La película  refleja una bella historia de amor, sin tapujos, transparente y muy emotiva. De esas que todos quisiéramos para nosotros. Existe, además, un final alternativo, o más bien ampliado. En uno acaban abrazados en la cama y  dándose un beso de buenas noches, y en el otro aparecen al día siguiente ambos en la cama pero cogidos de la mano y muertos. 


He visto varias veces la película y me es imposible no buscar varias diferencias con el libro. En la novela, Noah y Allie se vuelven a ver después de catorce años, en la película son sólo siete. En la novela la pareja se conoce en el verano de 1932, mientras que en la película fue en los años 40.  En la novela Noah le escribe una carta al mes, durante dos años y medio, mientras que en la película le ha escrito una misiva diaria.
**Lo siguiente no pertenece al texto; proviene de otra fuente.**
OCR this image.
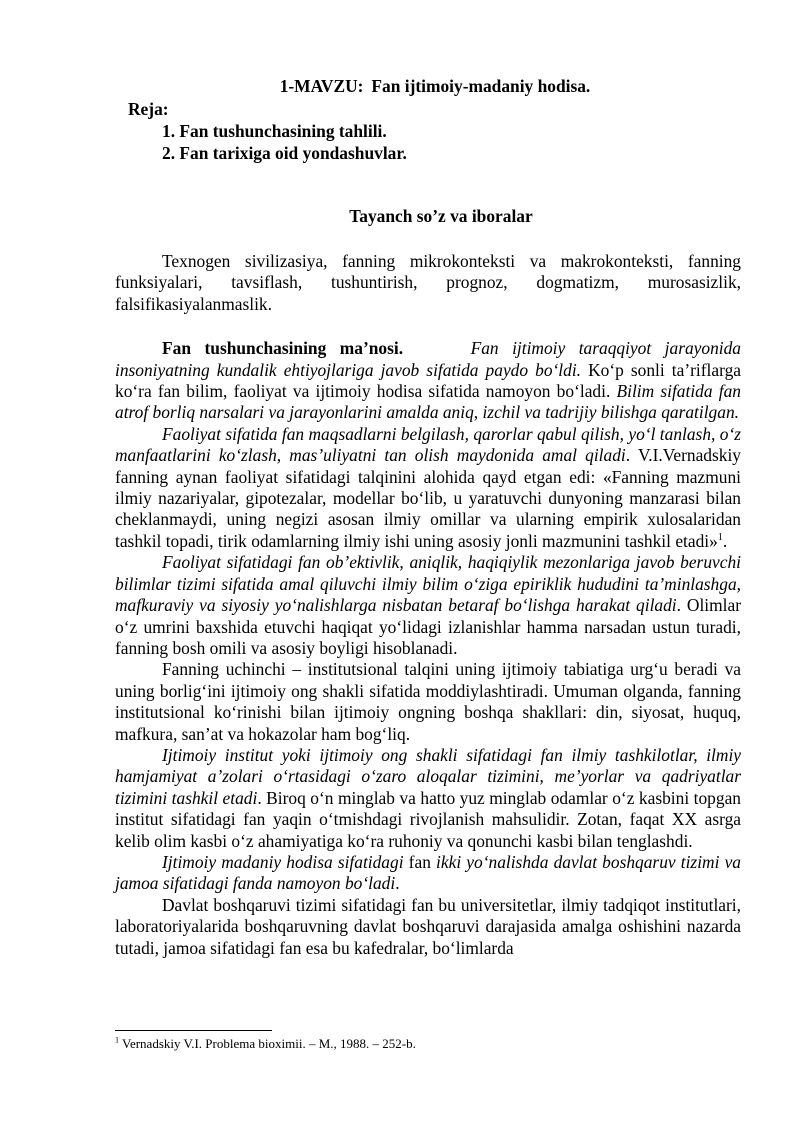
1-MAVZU: Fan ijtimoiy-madaniy hodisa.
Reja:
1. Fan tushunchasining tahlili.
2. Fan tarixiga oid yondashuvlar.
Tayanch so’z va iboralar

Texnogen sivilizasiya, fanning mikrokonteksti va makrokonteksti, fanning funksiyalari, tavsiflash, tushuntirish, prognoz, dogmatizm, murosasizlik, falsifikasiyalanmaslik.

Fan tushunchasining ma’nosi.	Fan ijtimoiy taraqqiyot jarayonida insoniyatning kundalik ehtiyojlariga javob sifatida paydo bo‘ldi. Ko‘p sonli ta’riflarga ko‘ra fan bilim, faoliyat va ijtimoiy hodisa sifatida namoyon bo‘ladi. Bilim sifatida fan atrof borliq narsalari va jarayonlarini amalda aniq, izchil va tadrijiy bilishga qaratilgan.

Faoliyat sifatida fan maqsadlarni belgilash, qarorlar qabul qilish, yo‘l tanlash, o‘z manfaatlarini ko‘zlash, mas’uliyatni tan olish maydonida amal qiladi. V.I.Vernadskiy fanning aynan faoliyat sifatidagi talqinini alohida qayd etgan edi: «Fanning mazmuni ilmiy nazariyalar, gipotezalar, modellar bo‘lib, u yaratuvchi dunyoning manzarasi bilan cheklanmaydi, uning negizi asosan ilmiy omillar va ularning empirik xulosalaridan tashkil topadi, tirik odamlarning ilmiy ishi uning asosiy jonli mazmunini tashkil etadi»$^1$.

Faoliyat sifatidagi fan ob’ektivlik, aniqlik, haqiqiylik mezonlariga javob beruvchi bilimlar tizimi sifatida amal qiluvchi ilmiy bilim o‘ziga epiriklik hududini ta’minlashga, mafkuraviy va siyosiy yo‘nalishlarga nisbatan betaraf bo‘lishga harakat qiladi. Olimlar o‘z umrini baxshida etuvchi haqiqat yo‘lidagi izlanishlar hamma narsadan ustun turadi, fanning bosh omili va asosiy boyligi hisoblanadi.

Fanning uchinchi – institutsional talqini uning ijtimoiy tabiatiga urg‘u beradi va uning borlig‘ini ijtimoiy ong shakli sifatida moddiylashtiradi. Umuman olganda, fanning institutsional ko‘rinishi bilan ijtimoiy ongning boshqa shakllari: din, siyosat, huquq, mafkura, san’at va hokazolar ham bog‘liq.

Ijtimoiy institut yoki ijtimoiy ong shakli sifatidagi fan ilmiy tashkilotlar, ilmiy hamjamiyat a’zolari o‘rtasidagi o‘zaro aloqalar tizimini, me’yorlar va qadriyatlar tizimini tashkil etadi. Biroq o‘n minglab va hatto yuz minglab odamlar o‘z kasbini topgan institut sifatidagi fan yaqin o‘tmishdagi rivojlanish mahsulidir. Zotan, faqat XX asrga kelib olim kasbi o‘z ahamiyatiga ko‘ra ruhoniy va qonunchi kasbi bilan tenglashdi.

Ijtimoiy madaniy hodisa sifatidagi fan ikki yo‘nalishda davlat boshqaruv tizimi va jamoa sifatidagi fanda namoyon bo‘ladi.

Davlat boshqaruvi tizimi sifatidagi fan bu universitetlar, ilmiy tadqiqot institutlari, laboratoriyalarida boshqaruvning davlat boshqaruvi darajasida amalga oshishini nazarda tutadi, jamoa sifatidagi fan esa bu kafedralar, bo‘limlarda

$^1$ Vernadskiy V.I. Problema bioximii. – M., 1988. – 252-b.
La madre de Allie es quien se opone a la relación en la película, mientras que en la novela es el padre. En la película Allie  tiene demencia senil y en la novela sufre de Alzheimer. La idílica relación y la química que despertaban Ryan Gosling y Rachel MacAdams en el film no fue real, o al menos al principio. Ryan no soportaba a la actriz y le pidió al director que la cambiara, pero del odio al amor hay un paso y, tras el rodaje, se convirtieron en pareja real (una relación de más de tres años).



Y como añadidura, podemos comentar algunos aspectos curiosos del rodaje. Se rumoreó que Rachel recibió el guión la noche antes de su audición, mientras asistía al estreno de otra película en la que intervenía. Entre sus competidoras estaban actrices de la talla de Jessica Biel, Britney Spears o Ashley Judd.

La actriz Gena Rowlands (interpretó a Allie de mayor) es la madre del director  Nick Cassavetes. Las escenas del final, cuando Noa y Allie interpretan  sus papeles de mayores, fueron rodadas al principio; después, Ryan Gosling tuvo que perder cerca de 10 kilos y raparse la barba para volver a interpretar a Noa de joven. Por cierto, que Ryan estuvo aprendiendo a hacer muebles y de esos ensayos salió la mesa de la cocina que aparece en la película. 


Ryan Gosling fue siempre el único candidato para interpretar a Noa. "Tú no eres como los otros actores jóvenes que hay en Hollywood. No eres guapo, no eres genial, eres solo un tipo normal que parece un poco loco”, le dijo el director.



Por último, hay que indicar que hubo varios errores de cálculo: Allie y Noa escuchan en 1940 la canción de Billie Holiday “I’ll  be seeing you”, pero esta versión no se grabó hasta el año 1944. Asímismo, cuando la pareja pasea después de ir al cine, se observan parquímetros por la calle, pero estos no comenzaron a usarse en Carolina del Sur hasta el año 1947. Cosas del directo…


Para una tarde en casa de llanto. ¡No falla!